According to a report by Defense News, the Army is rebalancing its brigade combat teams (BCTs) in order to create more armored BCTs at the expense of lighter infantry BCTs. While some armored BCTs, like the 15th BCT, will be created by transforming their existing infantry counterparts, others, such as the planned 16th BCT will be created from scratch. That is where South Korean stockpile comes in.

The Army pre-positioned stock (APS) was created to be used to support a rapid response contingency operation, should something go wrong overseas. However, the US Army is increasingly taking its APSs for use in military exercises and training. Now, they will use it to outfit a newly created brigades.

Taking the equipment from South Korea will be necessary to create the 16th armored BCT. "Absent that, we won't be able to do it, given the money that we have and production and vehicle inventory that we have," Milley said during a Senate Armed Services Committee hearing Thursday.

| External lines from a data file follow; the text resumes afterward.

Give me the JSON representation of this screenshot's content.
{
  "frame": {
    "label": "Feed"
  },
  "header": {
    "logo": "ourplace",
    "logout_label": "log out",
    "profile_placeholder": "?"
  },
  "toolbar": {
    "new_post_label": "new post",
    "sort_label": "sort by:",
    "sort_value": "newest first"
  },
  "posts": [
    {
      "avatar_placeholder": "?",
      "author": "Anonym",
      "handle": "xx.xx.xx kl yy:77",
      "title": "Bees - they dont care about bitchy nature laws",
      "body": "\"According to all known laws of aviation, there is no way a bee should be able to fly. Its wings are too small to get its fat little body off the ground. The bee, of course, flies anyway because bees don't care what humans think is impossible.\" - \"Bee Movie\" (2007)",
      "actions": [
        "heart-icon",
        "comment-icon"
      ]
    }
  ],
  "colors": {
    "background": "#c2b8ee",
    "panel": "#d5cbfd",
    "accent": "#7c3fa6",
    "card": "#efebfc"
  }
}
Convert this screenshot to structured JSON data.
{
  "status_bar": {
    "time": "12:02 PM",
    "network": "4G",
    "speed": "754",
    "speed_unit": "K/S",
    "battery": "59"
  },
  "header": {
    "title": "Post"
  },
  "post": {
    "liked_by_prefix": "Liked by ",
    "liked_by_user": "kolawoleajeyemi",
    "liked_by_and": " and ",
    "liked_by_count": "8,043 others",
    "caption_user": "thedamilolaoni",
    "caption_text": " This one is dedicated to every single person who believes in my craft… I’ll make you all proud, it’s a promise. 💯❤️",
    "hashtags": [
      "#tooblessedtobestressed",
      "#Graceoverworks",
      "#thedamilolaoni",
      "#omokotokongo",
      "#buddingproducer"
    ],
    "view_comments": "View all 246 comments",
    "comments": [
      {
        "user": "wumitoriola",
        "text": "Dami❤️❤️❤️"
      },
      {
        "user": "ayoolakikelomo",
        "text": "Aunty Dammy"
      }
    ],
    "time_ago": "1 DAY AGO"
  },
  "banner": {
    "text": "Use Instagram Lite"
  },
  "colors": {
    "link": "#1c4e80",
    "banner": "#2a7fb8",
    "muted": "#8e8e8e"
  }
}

The 16th team will be a rotational force, a new US military strategy that presents an alternative to permanently locating troops abroad. Rotational forces will move along with all their equipment, which is supposed to increase their mobility and availability for quick deployment to any part of the world, even ones without stocks for them.

The US has already exercised the deployment of a rotational armored BCT this January. It took 14 days to move the whole unit from a German seaport to Poland and get it to full combat readiness, which US Army superiors seem to consider a good result.

According to Milley, rotational units have "the effect of a permanent unit in there in terms of battlefield effect, but [don't] come at the cost and overhead of a permanently stationed force."

Who would have thought that moving tanks around the globe would be cheaper than keeping them in one place? Well, permanent forward-stationed BCTs require commissaries — supermarkets for soldiers — which have to offer pretty much the same goods GIs can get back home, as well as apartments for soldier's families and schools for their children.